– Спасибо, Питер, – грустно улыбнулась она. – Можете спрашивать.
– Сайрес был музыкантом?
– Он играл на альт-саксофоне.
– Джаз?
Снова слабая улыбка.
– А что, бывает какая-то другая музыка?
– Ладовый, бибоп или мейнстрим? – уточнил я, решив щегольнуть своими познаниями.
– Кул Западного побережья, – ответила она, – но, впрочем, по обстоятельствам мог поиграть и хард-боп.
– А вы тоже играете?
– О господи, конечно же нет, – сказала она. – Я ни за что не стану мучить публику своей абсолютной бездарностью. Надо же понимать, что ты можешь, а что не можешь. Но я хороший слушатель, Сайрес это очень ценил.

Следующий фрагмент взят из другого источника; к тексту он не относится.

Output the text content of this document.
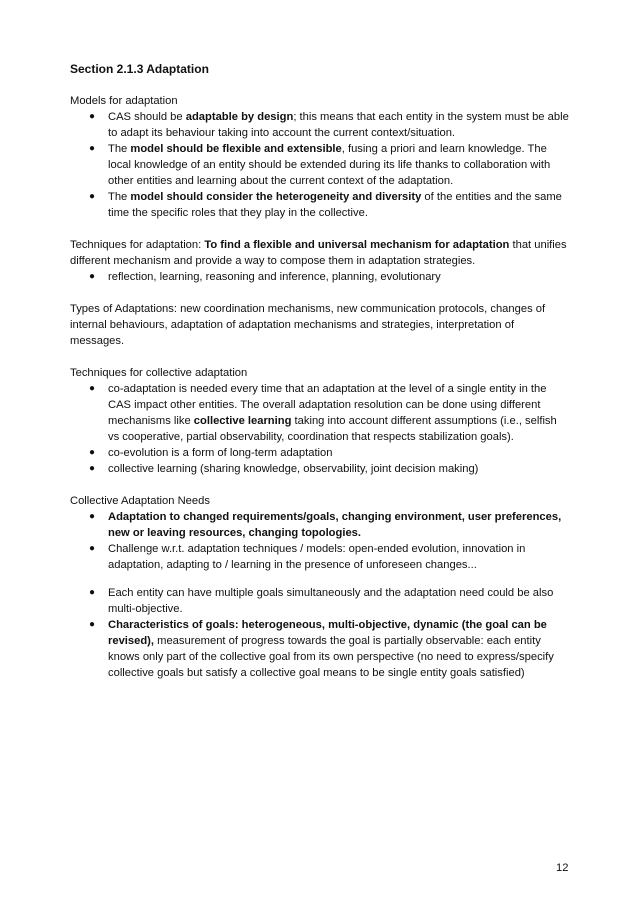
Section 2.1.3 Adaptation

Models for adaptation

● CAS should be adaptable by design; this means that each entity in the system must be able to adapt its behaviour taking into account the current context/situation.
● The model should be flexible and extensible, fusing a priori and learn knowledge. The local knowledge of an entity should be extended during its life thanks to collaboration with other entities and learning about the current context of the adaptation.
● The model should consider the heterogeneity and diversity of the entities and the same time the specific roles that they play in the collective.

Techniques for adaptation: To find a flexible and universal mechanism for adaptation that unifies different mechanism and provide a way to compose them in adaptation strategies.

● reflection, learning, reasoning and inference, planning, evolutionary

Types of Adaptations: new coordination mechanisms, new communication protocols, changes of internal behaviours, adaptation of adaptation mechanisms and strategies, interpretation of messages.

Techniques for collective adaptation

● co-adaptation is needed every time that an adaptation at the level of a single entity in the CAS impact other entities. The overall adaptation resolution can be done using different mechanisms like collective learning taking into account different assumptions (i.e., selfish vs cooperative, partial observability, coordination that respects stabilization goals).
● co-evolution is a form of long-term adaptation
● collective learning (sharing knowledge, observability, joint decision making)

Collective Adaptation Needs

● Adaptation to changed requirements/goals, changing environment, user preferences, new or leaving resources, changing topologies.
● Challenge w.r.t. adaptation techniques / models: open-ended evolution, innovation in adaptation, adapting to / learning in the presence of unforeseen changes...
● Each entity can have multiple goals simultaneously and the adaptation need could be also multi-objective.
● Characteristics of goals: heterogeneous, multi-objective, dynamic (the goal can be revised), measurement of progress towards the goal is partially observable: each entity knows only part of the collective goal from its own perspective (no need to express/specify collective goals but satisfy a collective goal means to be single entity goals satisfied)
12
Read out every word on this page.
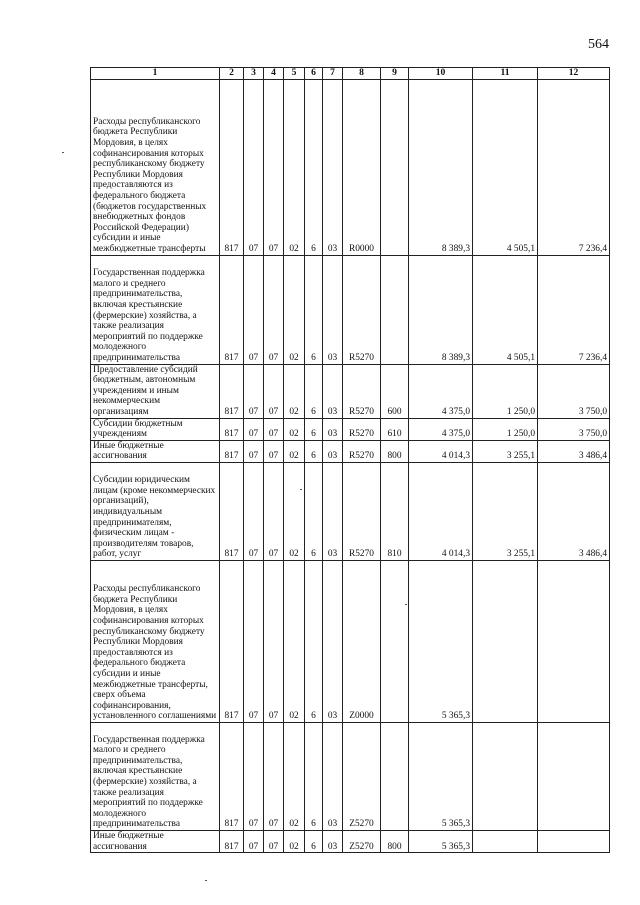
564
1	2	3	4	5	6	7	8	9	10	11	12
Расходы республиканского бюджета Республики Мордовия, в целях софинансирования которых республиканскому бюджету Республики Мордовия предоставляются из федерального бюджета (бюджетов государственных внебюджетных фондов Российской Федерации) субсидии и иные межбюджетные трансферты	817	07	07	02	6	03	R0000		8 389,3	4 505,1	7 236,4
Государственная поддержка малого и среднего предпринимательства, включая крестьянские (фермерские) хозяйства, а также реализация мероприятий по поддержке молодежного предпринимательства	817	07	07	02	6	03	R5270		8 389,3	4 505,1	7 236,4
Предоставление субсидий бюджетным, автономным учреждениям и иным некоммерческим организациям	817	07	07	02	6	03	R5270	600	4 375,0	1 250,0	3 750,0
Субсидии бюджетным учреждениям	817	07	07	02	6	03	R5270	610	4 375,0	1 250,0	3 750,0
Иные бюджетные ассигнования	817	07	07	02	6	03	R5270	800	4 014,3	3 255,1	3 486,4
Субсидии юридическим лицам (кроме некоммерческих организаций), индивидуальным предпринимателям, физическим лицам - производителям товаров, работ, услуг	817	07	07	02	6	03	R5270	810	4 014,3	3 255,1	3 486,4
Расходы республиканского бюджета Республики Мордовия, в целях софинансирования которых республиканскому бюджету Республики Мордовия предоставляются из федерального бюджета субсидии и иные межбюджетные трансферты, сверх объема софинансирования, установленного соглашениями	817	07	07	02	6	03	Z0000		5 365,3		
Государственная поддержка малого и среднего предпринимательства, включая крестьянские (фермерские) хозяйства, а также реализация мероприятий по поддержке молодежного предпринимательства	817	07	07	02	6	03	Z5270		5 365,3		
Иные бюджетные ассигнования	817	07	07	02	6	03	Z5270	800	5 365,3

– А в тот вечер вы были на концерте?
– Разумеется, – ответила она. – Сидела в первом ряду. В таком маленьком клубе, как «Соль жизни», совсем нетрудно найти место рядом со сценой. Они играли «Полуночное солнце», Сайрес закончил свое соло и вдруг уселся на монитор. Я подумала, ему стало жарко, но потом он стал заваливаться набок, и мы поняли, что что-то с ним не так.
Она умолкла и отвела взгляд. Сжала ладони в кулаки. Я немного подождал, потом, чтобы помочь ей сконцентрироваться, стал задавать занудные формальные вопросы: помнит ли она, когда точно Сайрес потерял сознание, кто вызвал «Скорую» и была ли она с ним рядом все это время.
Ответы записывал в блокнот.
– Я хотела поехать с ним на «Скорой». Правда хотела, но его унесли так быстро, что я даже опомниться не успела. Потом Джимми подбросил меня до больницы, но, когда мы приехали, было уже слишком поздно.
– Джимми? – переспросил я.
– Это их барабанщик, он такой славный. По-моему, шотландец.
– Можете назвать его полное имя?
– Представляете, я его даже не знаю, – сказала Симона, – какой кошмар. Для меня он всегда был просто Джимми-барабанщик.
Я спросил про остальных музыкантов, и она смогла припомнить только, что бас-гитариста зовут Макс, а пианиста – Дэнни.